1960 : classe d’analyse musicale d’Olivier Messiaen (au piano). Debouts, de g. à dr. : Jean-Louis Petit, François Bayle, Alain Périer (auteur en 1979 d’un ouvrage sur son professeur, paru chez Seuil/Microcosmes), X, X, Ida Gotkovsky, X, X, X, X.

Sans doute, le passage d’Ida Gotkovsky, dans la classe de Nadia Boulanger (1887-1979), au Conservatoire, a-t-il marqué plus profondément la jeune femme que celui reçu dans la classe d’Olivier Messiaen pour son aspect affectif. Pourtant Ida dit de Mademoiselle qu’elle était une femme dure et « impitoyable », lorsqu’elle sentait l’impréparation de ses élèves. Son « œil terrible » pouvait engendrer une certaine crainte, mais, se remémorant le travail sur le Sacre du printemps de Stravinsky, Ida reconnaît l’art qu’avait Nadia Boulanger pour pister, au cœur de la partition, toutes les énigmes compositionnelles que devaient résoudre les élèves par eux-mêmes à force de questions pertinentes.

Si Mademoiselle impressionne la fragile Ida, il y a un attachement dû peut-être aux origines russes communes aux deux femmes, cette russophilie profonde ou à une fascination face au charisme de cette femme mûre que fut Nadia Boulanger, toujours impeccable et profondément attachée à l’œuvre de Lili, sa sœur, décédée trop tôt. Il y a sans doute aussi une part d’admiration pour l’exigence que cette maîtresse femme s’appliquait à elle-même qu’Ida décrit avec « un œil terrible » et la figure féminine qu’elle incarne dans des temps où le milieu musical s’ouvre avec difficulté aux femmes de talent.
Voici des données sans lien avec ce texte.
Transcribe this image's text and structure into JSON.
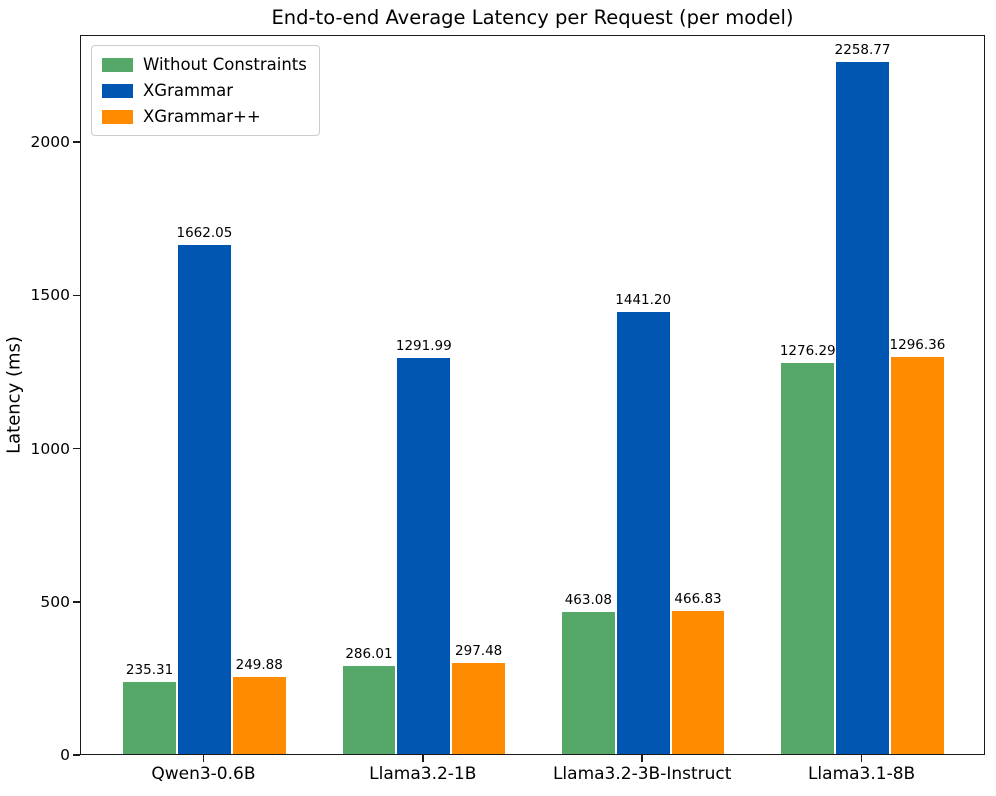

Sans être vraiment membre de la Boulangerie, la correspondance échangée entre elles montre plus un extrême respect de la part d’Ida qu’une affection débordante dont Nadia Boulanger semble peu coutumière. Ida Gotkovski en retire un principe. Elle sera compositeur et non compositrice : tout un symbole.

À l’âge de 23 ans, Gotkovsky reçoit le premier de vingt-trois prix et mentions pour ses compositions. Parmi ces distinctions prestigieuses figurent le Prix Lili Boulanger en 1967, un prix décerné aux « compositeurs au talent et au potentiel exceptionnels », le Prix Blumenthal en 1958, une bourse destinée aux « jeunes artistes français prometteurs » et la Médaille de la Ville de Paris en 1966. « Le jury du Grand Prix musical de la Ville de Paris, s’est réuni, le vendredi 3 juin 1966, à la “Schola Cantorum”, 269, rue Saint-Jacques à Paris (5e) sous la présidence de Mme Monique Humbert, vice-présidente du Conseil municipal. Après audition des œuvres sélectionnées au cours d’une séance précédente, le prix a été décerné à Mme Ida Gotkovsky pour son opéra Le rêve de Makar ».

Ainsi se referment ces deux cercles de formation comme aime à le rappeler Ida :

  « J’ai appris à connaître les plus grandes œuvres musicales dès mon enfance, dans une famille de musiciens qui m’a enseigné discipline et rigueur. À cela s’ajoutent les maîtres prestigieux qui ont su guider en toute compétence et autorité une vie consacrée à la musique ».